HGF-MSCs alleviate lung injury in RA-ILD mice
Through a comprehensive comparison of the lungs in different groups of mouse models, it was found that the lungs of RA-ILD exhibited hemorrhagic necrosis. After mesenchymal stem cells (MSCs) treatment, the hemorrhagic necrosis of the lungs in the model group was significantly reduced (Figure 2A). As demonstrated by hematoxylin and eosin (H&E) staining of lung tissues (Figure 2 B and C), when compared with the control group, the model group (RA - ILD) had a reduced alveolar area, thickened alveolar septum, and increased pulmonary interstitial inflammatory cells infiltration. After MSCs treatment, the infiltration of pulmonary interstitial inflammatory cells decreased, and pulmonary interstitial proliferation was significantly improved. The MSCs-Hgf rescue group (RA-ILD+MSCs-Hgf) showed the lowest degree of lung injury. Additionally, TUNEL was used to detect the apoptosis of cells in different groups. The results confirmed that the apoptosis of lung cells in the model group (RA - ILD) was notable, and the apoptosis of lung cells in the MSCs-Hgf rescue group (RA-ILD+MSCs-Hgf) was significantly reduced (Figure 2 D, E). These results confirmed that MSCs-Hgf rescue could inhibit the infiltration of inflammatory immune cells and reduce the apoptosis of lung cells, thereby alleviating the inflammatory injury of the RA-ILD lung.
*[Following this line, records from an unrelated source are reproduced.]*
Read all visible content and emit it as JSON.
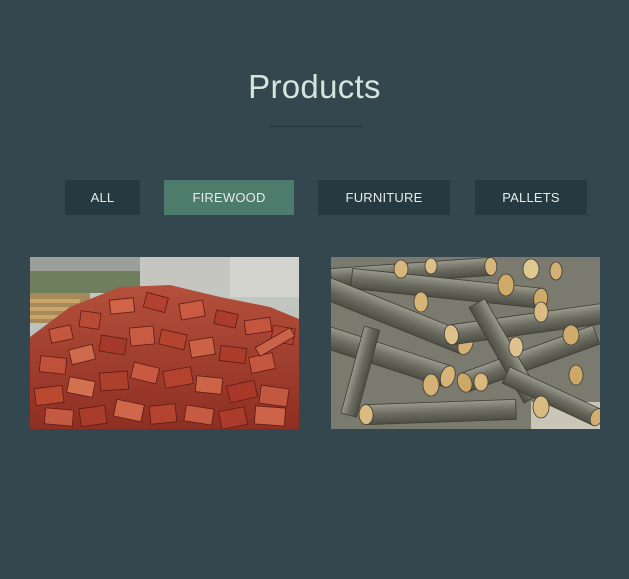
{
  "page": {
    "title": "Products",
    "background": "#34474f",
    "accent": "#4d7b6c"
  },
  "filters": [
    {
      "label": "ALL",
      "active": false
    },
    {
      "label": "FIREWOOD",
      "active": true
    },
    {
      "label": "FURNITURE",
      "active": false
    },
    {
      "label": "PALLETS",
      "active": false
    }
  ],
  "gallery": [
    {
      "subject": "chopped reddish wood blocks pile"
    },
    {
      "subject": "stacked firewood logs"
    }
  ]
}
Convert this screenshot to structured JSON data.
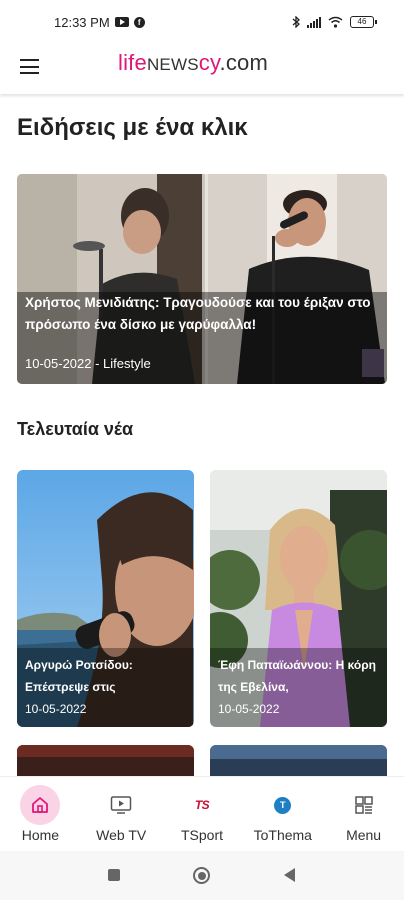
{
  "status_bar": {
    "time": "12:33 PM",
    "battery": "46"
  },
  "header": {
    "logo": {
      "part1": "life",
      "part2": "NEWS",
      "part3": "cy",
      "part4": ".com"
    },
    "menu_icon": "hamburger-icon"
  },
  "main_section": {
    "title": "Ειδήσεις με ένα κλικ"
  },
  "featured": {
    "title": "Χρήστος Μενιδιάτης: Τραγουδούσε και του έριξαν στο πρόσωπο ένα δίσκο με γαρύφαλλα!",
    "meta": "10-05-2022 - Lifestyle"
  },
  "latest_section": {
    "title": "Τελευταία νέα"
  },
  "latest_news": [
    {
      "title": "Αργυρώ Ροτσίδου: Επέστρεψε στις",
      "date": "10-05-2022"
    },
    {
      "title": "Έφη Παπαϊωάννου: Η κόρη της Εβελίνα,",
      "date": "10-05-2022"
    }
  ],
  "bottom_nav": [
    {
      "label": "Home",
      "icon": "home-icon",
      "active": true
    },
    {
      "label": "Web TV",
      "icon": "tv-play-icon"
    },
    {
      "label": "TSport",
      "icon": "tsport-logo-icon",
      "icon_text": "TS"
    },
    {
      "label": "ToThema",
      "icon": "tothema-logo-icon",
      "icon_text": "T"
    },
    {
      "label": "Menu",
      "icon": "menu-grid-icon"
    }
  ],
  "colors": {
    "brand_pink": "#e0177a",
    "nav_active_bg": "#fbd3e6",
    "tsport_red": "#c8102e",
    "tothema_blue": "#1e7fc3"
  }
}
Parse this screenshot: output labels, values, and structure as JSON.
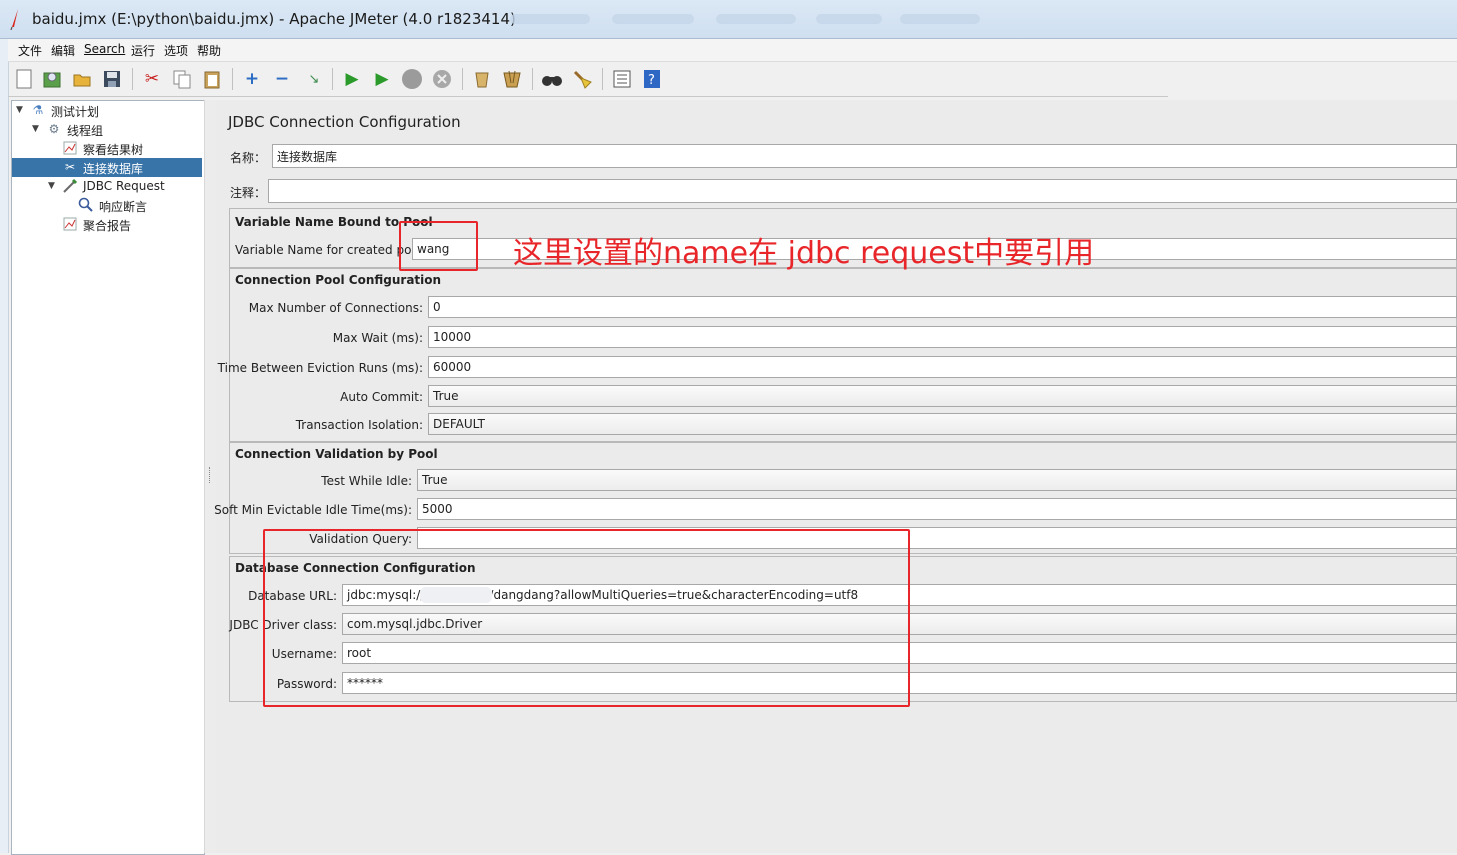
{
  "window": {
    "title": "baidu.jmx (E:\\python\\baidu.jmx) - Apache JMeter (4.0 r1823414)"
  },
  "menu": [
    "文件",
    "编辑",
    "Search",
    "运行",
    "选项",
    "帮助"
  ],
  "toolbar": {
    "icons": [
      "new-icon",
      "templates-icon",
      "open-icon",
      "save-icon",
      "cut-icon",
      "copy-icon",
      "paste-icon",
      "expand-icon",
      "collapse-icon",
      "toggle-icon",
      "start-icon",
      "start-no-pause-icon",
      "stop-icon",
      "shutdown-icon",
      "clear-icon",
      "clear-all-icon",
      "search-icon",
      "reset-search-icon",
      "function-helper-icon",
      "help-icon"
    ]
  },
  "tree": {
    "items": [
      {
        "label": "测试计划",
        "icon": "test-plan-icon"
      },
      {
        "label": "线程组",
        "icon": "thread-group-icon"
      },
      {
        "label": "察看结果树",
        "icon": "listener-icon"
      },
      {
        "label": "连接数据库",
        "icon": "config-icon"
      },
      {
        "label": "JDBC Request",
        "icon": "sampler-icon"
      },
      {
        "label": "响应断言",
        "icon": "assertion-icon"
      },
      {
        "label": "聚合报告",
        "icon": "report-icon"
      }
    ]
  },
  "config": {
    "title": "JDBC Connection Configuration",
    "name_label": "名称：",
    "name_value": "连接数据库",
    "comment_label": "注释：",
    "comment_value": "",
    "var_section": "Variable Name Bound to Pool",
    "var_label": "Variable Name for created pool:",
    "var_value": "wang",
    "pool_section": "Connection Pool Configuration",
    "max_conn_label": "Max Number of Connections:",
    "max_conn_value": "0",
    "max_wait_label": "Max Wait (ms):",
    "max_wait_value": "10000",
    "eviction_label": "Time Between Eviction Runs (ms):",
    "eviction_value": "60000",
    "auto_commit_label": "Auto Commit:",
    "auto_commit_value": "True",
    "isolation_label": "Transaction Isolation:",
    "isolation_value": "DEFAULT",
    "validation_section": "Connection Validation by Pool",
    "test_idle_label": "Test While Idle:",
    "test_idle_value": "True",
    "soft_min_label": "Soft Min Evictable Idle Time(ms):",
    "soft_min_value": "5000",
    "validation_query_label": "Validation Query:",
    "validation_query_value": "",
    "db_section": "Database Connection Configuration",
    "db_url_label": "Database URL:",
    "db_url_value": "jdbc:mysql://4.  .  .  :3306/dangdang?allowMultiQueries=true&characterEncoding=utf8",
    "driver_label": "JDBC Driver class:",
    "driver_value": "com.mysql.jdbc.Driver",
    "username_label": "Username:",
    "username_value": "root",
    "password_label": "Password:",
    "password_value": "******"
  },
  "annotation": "这里设置的name在 jdbc request中要引用",
  "colors": {
    "annotation": "#e8262a",
    "selection": "#3874a8"
  }
}
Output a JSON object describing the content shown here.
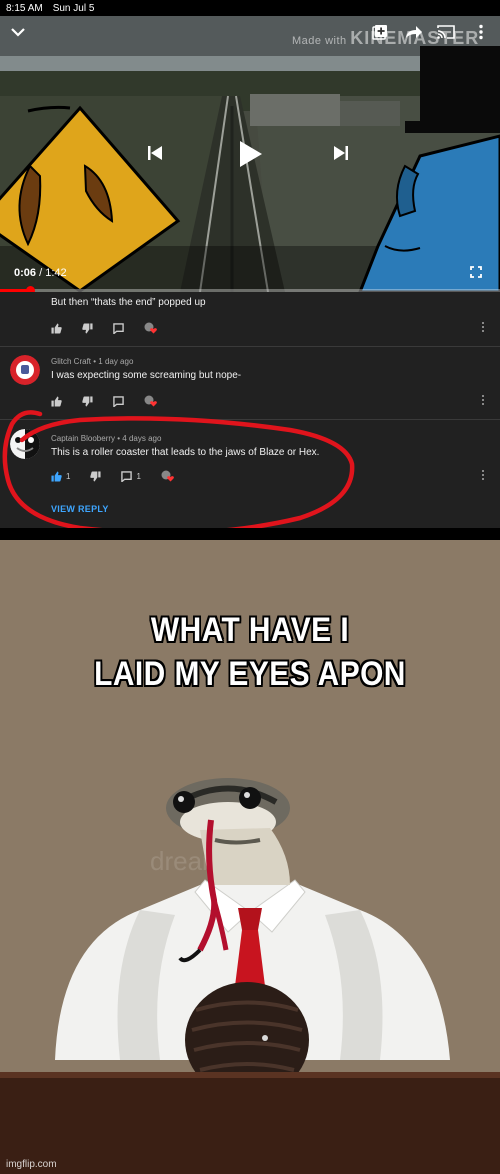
{
  "status_bar": {
    "time": "8:15 AM",
    "date": "Sun Jul 5"
  },
  "player": {
    "watermark_prefix": "Made with",
    "watermark_brand": "KINEMASTER",
    "current_time": "0:06",
    "duration": "/ 1:42",
    "progress_fraction": 0.06,
    "icons": [
      "collapse-icon",
      "add-to-playlist-icon",
      "share-icon",
      "cast-icon",
      "more-icon",
      "previous-icon",
      "play-icon",
      "next-icon",
      "fullscreen-icon"
    ]
  },
  "comments": [
    {
      "text": "But then “thats the end” popped up"
    },
    {
      "author": "Glitch Craft",
      "age": "1 day ago",
      "text": "I was expecting some screaming but nope-"
    },
    {
      "author": "Captain Blooberry",
      "age": "4 days ago",
      "text": "This is a roller coaster that leads to the jaws of Blaze or Hex.",
      "likes": "1",
      "replies": "1",
      "view_reply": "VIEW REPLY"
    }
  ],
  "meme": {
    "caption_line1": "WHAT HAVE I",
    "caption_line2": "LAID MY EYES APON",
    "photo_watermark": "dreamstime"
  },
  "site_watermark": "imgflip.com",
  "colors": {
    "annotation_red": "#e0141c",
    "link_blue": "#3ea6ff",
    "comment_bg": "#212121",
    "photo_bg": "#8b7a66"
  }
}
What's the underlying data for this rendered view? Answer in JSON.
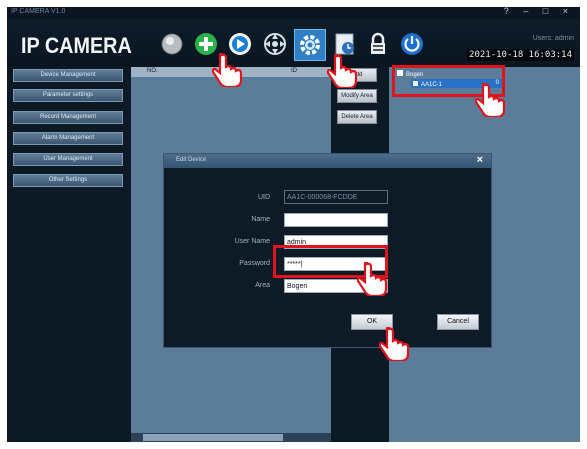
{
  "window": {
    "title": "IP CAMERA V1.0",
    "controls": "? – □ ×"
  },
  "header": {
    "logo": "IP CAMERA",
    "user": "Users: admin",
    "datetime": "2021-10-18 16:03:14"
  },
  "toolbar": {
    "items": [
      "camera-icon",
      "add-device-icon",
      "playback-icon",
      "ptz-icon",
      "settings-icon",
      "log-icon",
      "lock-icon",
      "power-icon"
    ],
    "selected": "settings-icon"
  },
  "sidebar": {
    "items": [
      "Device Management",
      "Parameter settings",
      "Record Management",
      "Alarm Management",
      "User Management",
      "Other Settings"
    ]
  },
  "device_list": {
    "columns": [
      "NO.",
      "",
      "ID"
    ]
  },
  "actions": {
    "add": "Add",
    "modify": "Modify Area",
    "delete": "Delete Area"
  },
  "tree": {
    "root": "Bogen",
    "child": "AA1C-1",
    "child_suffix": "0"
  },
  "dialog": {
    "title": "Edit Device",
    "close": "×",
    "fields": [
      {
        "label": "UID",
        "value": "AA1C-000068-FCDDE"
      },
      {
        "label": "Name",
        "value": ""
      },
      {
        "label": "User Name",
        "value": "admin"
      },
      {
        "label": "Password",
        "value": "*****|"
      },
      {
        "label": "Area",
        "value": "Bogen"
      }
    ],
    "ok": "OK",
    "cancel": "Cancel"
  },
  "colors": {
    "accent": "#2f7fc4",
    "highlight": "#e0141c",
    "panel": "#5c7d99"
  }
}
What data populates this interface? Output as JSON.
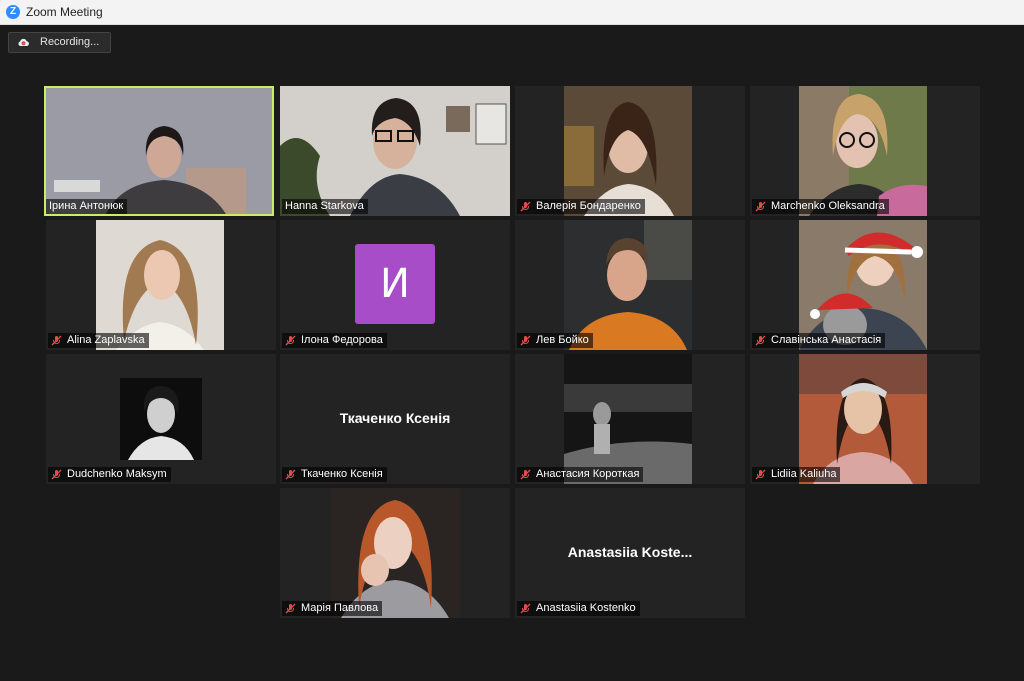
{
  "window": {
    "title": "Zoom Meeting",
    "app_icon": "zoom-logo-icon"
  },
  "recording": {
    "label": "Recording...",
    "icon": "record-cloud-icon",
    "color": "#d9534f"
  },
  "colors": {
    "active_speaker": "#c8ef63",
    "muted": "#e24c4b",
    "avatar_bg": "#a64dc7"
  },
  "participants": [
    {
      "name": "Ірина Антонюк",
      "muted": false,
      "active": true
    },
    {
      "name": "Hanna Starkova",
      "muted": false
    },
    {
      "name": "Валерія Бондаренко",
      "muted": true
    },
    {
      "name": "Marchenko Oleksandra",
      "muted": true
    },
    {
      "name": "Alina Zaplavska",
      "muted": true
    },
    {
      "name": "Ілона Федорова",
      "muted": true,
      "avatar_letter": "И"
    },
    {
      "name": "Лев Бойко",
      "muted": true
    },
    {
      "name": "Славінська Анастасія",
      "muted": true
    },
    {
      "name": "Dudchenko Maksym",
      "muted": true
    },
    {
      "name": "Ткаченко Ксенія",
      "muted": true,
      "video_name": "Ткаченко Ксенія"
    },
    {
      "name": "Анастасия Короткая",
      "muted": true
    },
    {
      "name": "Lidiia Kaliuha",
      "muted": true
    },
    {
      "name": "Марія Павлова",
      "muted": true
    },
    {
      "name": "Anastasiia Kostenko",
      "muted": true,
      "video_name": "Anastasiia  Koste..."
    }
  ]
}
Conclusions: Our research group has successfully constructed HGF-modified MSCs and a mouse model of RA-ILD. Subsequently, we used HGF-MSCs to treat the RA-ILD mouse model. It was found that HGF-MSCs can notably alleviate the pathological damage to joints and lungs, suppress the infiltration of immune inflammatory cells, and decrease cell apoptosis in the RA-ILD mouse model. These findings provide a basis for the subsequent development of precise stem cells therapy for RA-ILD.
REFERENCES: NIL.
Acknowledgments: NIL.
Disclosure of Interests: None declared.